On Tuesday, Gallup's seven-day tracking poll had Barack Obama and Mitt Romney tied at 46%. With the incumbent stuck below 50% on the ballot and Mr. Romney's favorability rising, the Republican challenger has a good shot at winning.
To take the White House, Mr. Romney needs 270 votes in the Electoral College. A "3-2-1" strategy will get him there.
If Mr. Romney carries the states John McCain won in 2008 and regains Nebraska's second district (the state awards three of its five electoral votes by congressional district, the other two to the statewide winner), the Electoral College will be 14 votes closer than the 365-to-173 total in 2008. That's because the 2010 Census cost blue states such as Massachusetts, New York and Illinois congressional seats—and electoral votes—while red states such as South Carolina, Georgia and Texas gained seats.
None of Mr. McCain's states appear in real jeopardy for the GOP this year.
After this initial hurdle, Mr. Romney's victory road starts with "3"—as in Indiana, North Carolina and Virginia, a trio of historically Republican states. In 2008, Mr. Obama won by narrow margins in Indiana (barely 1%) and North Carolina (0.32%).
Today, even Team Obama doesn't pretend Indiana is in play. North Carolina also appears to be sliding away from the president: A May 14 Rasmussen poll of likely voters showed 51% for Romney, 43% for Obama. Virginia, on the other hand, will likely remain a battleground through Election Day. Mr. Obama carried it by more than six points and remains ahead by a little more than three points, according to the RealClearPolitics average of state polls.
Nevertheless, if Mr. Romney can put these states' combined 39 electoral votes back into the GOP column, the Electoral College vote would be 319 for Mr. Obama, 219 for Mr. Romney.
Next up is "2"—as in Florida and Ohio. They flipped from Republican in 2004 to Democratic in 2008. Both were close—a 2.8% margin for Mr. Obama in the former and 4.6% in the latter.

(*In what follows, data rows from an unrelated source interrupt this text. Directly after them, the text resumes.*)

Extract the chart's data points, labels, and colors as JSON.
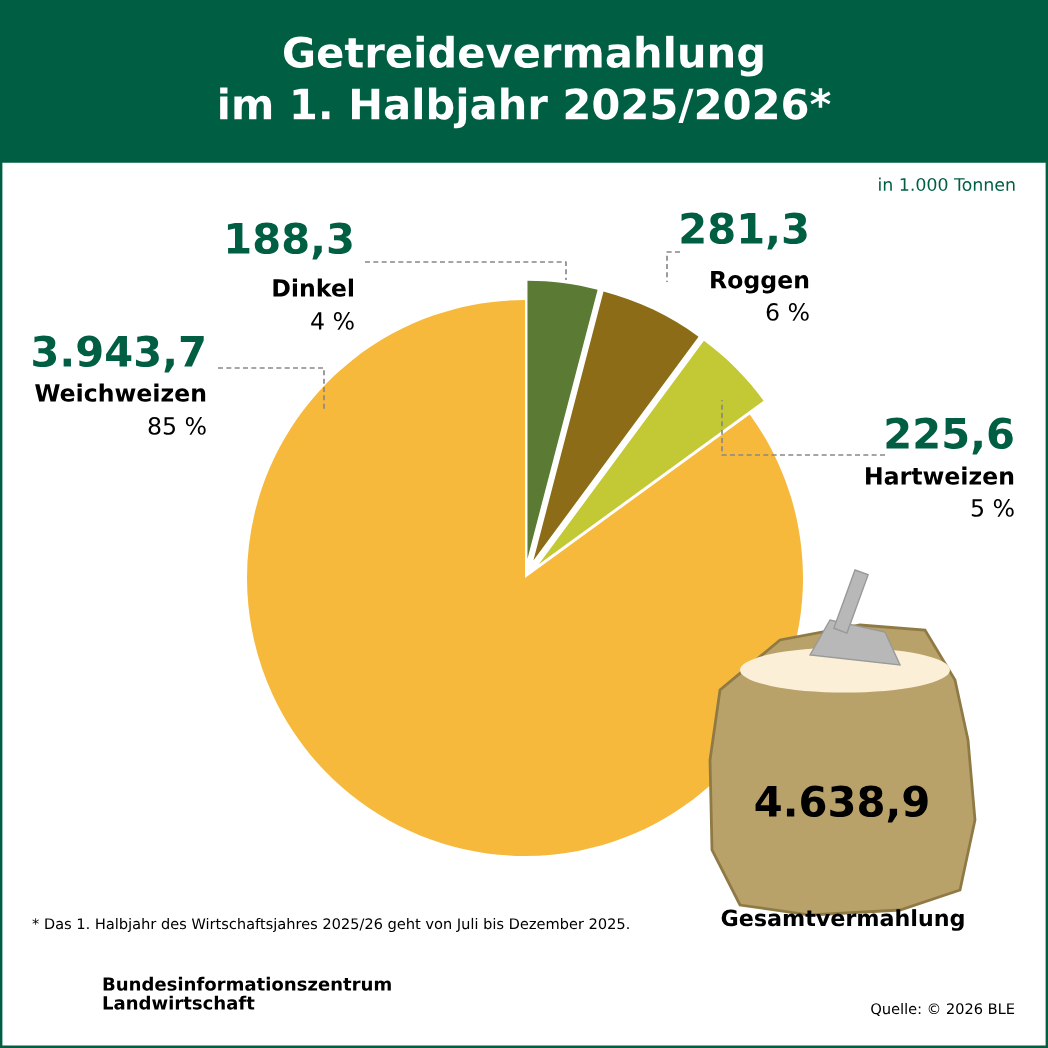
{
  "chart_data": {
    "type": "pie",
    "title": "Getreidevermahlung\nim 1. Halbjahr 2025/2026*",
    "subtitle": "in 1.000 Tonnen",
    "categories": [
      "Dinkel",
      "Roggen",
      "Hartweizen",
      "Weichweizen"
    ],
    "values": [
      188.3,
      281.3,
      225.6,
      3943.7
    ],
    "value_labels": [
      "188,3",
      "281,3",
      "225,6",
      "3.943,7"
    ],
    "colors": [
      "#5b7b34",
      "#8c6c16",
      "#c2c934",
      "#f6b93c"
    ],
    "legend": false,
    "annotations": [
      {
        "text": "4 %",
        "x": "Dinkel"
      },
      {
        "text": "6 %",
        "x": "Roggen"
      },
      {
        "text": "5 %",
        "x": "Hartweizen"
      },
      {
        "text": "85 %",
        "x": "Weichweizen"
      },
      "4.638,9",
      "Gesamtvermahlung",
      "* Das 1. Halbjahr des Wirtschaftsjahres 2025/26 geht von Juli bis Dezember 2025.",
      "Bundesinformationszentrum\nLandwirtschaft",
      "Quelle: © 2026 BLE"
    ]
  }
}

The president's commanding lead in Florida among Jews has been sagging, his lead among Latinos has sharply narrowed, and seniors are restless. In Ohio he has definite problems with white working-class voters and affluent suburban independents. The race is extremely close in the Buckeye State—a May 7 Quinnipiac poll of registered voters has Mr. Romney at 44%, Mr. Obama at 45%—while a May 21 Quinnipiac poll of registered voters in the Sunshine State has Mr. Romney up 47% to 41%.
These two states have a combined 47 electoral votes. If Mr. Romney wins them, the Electoral College would stand at 272 for Mr. Obama, 266 for Mr. Romney.
Which brings us to "1." Mr. Romney then needs one more state—any state—and the White House is his.
There are many paths open to him. One is the Neighborhood route. If the Boston resident and former Massachusetts governor captures next-door New Hampshire, its four electoral votes would take him to the magical 270 and the Oval Office.
There's also the Great Lakes route through Michigan (16 electoral votes), Pennsylvania (20) and Wisconsin (10). Of these, Michigan may be the toughest. But Mr. Obama's antipathy toward coal, added to problems with working-class whites and suburban independents, puts Pennsylvania in play. A May 21 Rasmussen poll of likely voters had the president ahead by six percentage points.
And if Gov. Scott Walker survives his June 5 recall by a healthy margin, Wisconsin could also be up for grabs—as it was in 2000 and 2004, when Democrats carried it by extremely narrow margins. A May 12 Marquette University Law School poll of likely voters shows the presidential race in Wisconsin tied at 46%.
The Western route is Colorado (nine electoral votes), Nevada (six) or New Mexico (five). An April 23 Purple Strategies Poll of likely voters has the race tied in Colorado at 47%.
With the nation's highest unemployment rate (11.7%), Nevadans remember Mr. Obama's notorious bashing of Las Vegas in 2010: "When times are tough, you tighten your belts. . . . You don't blow a bunch of cash in Vegas . . ." Meanwhile, New Mexico has a popular Republican Latina governor, Susana Martinez.
Then there's the Plains route. Iowa (six electoral votes) launched Mr. Obama in 2008 but National Journal's Hotline reports Team Obama is targeting it for special attention with TV ads, evidence of its worry.
Mr. Obama long ago lost his chance to duplicate his 2008 performance. A record of failure will do that. He's now forced to fight for states he easily won in 2008. The odds now narrowly favor a Romney win.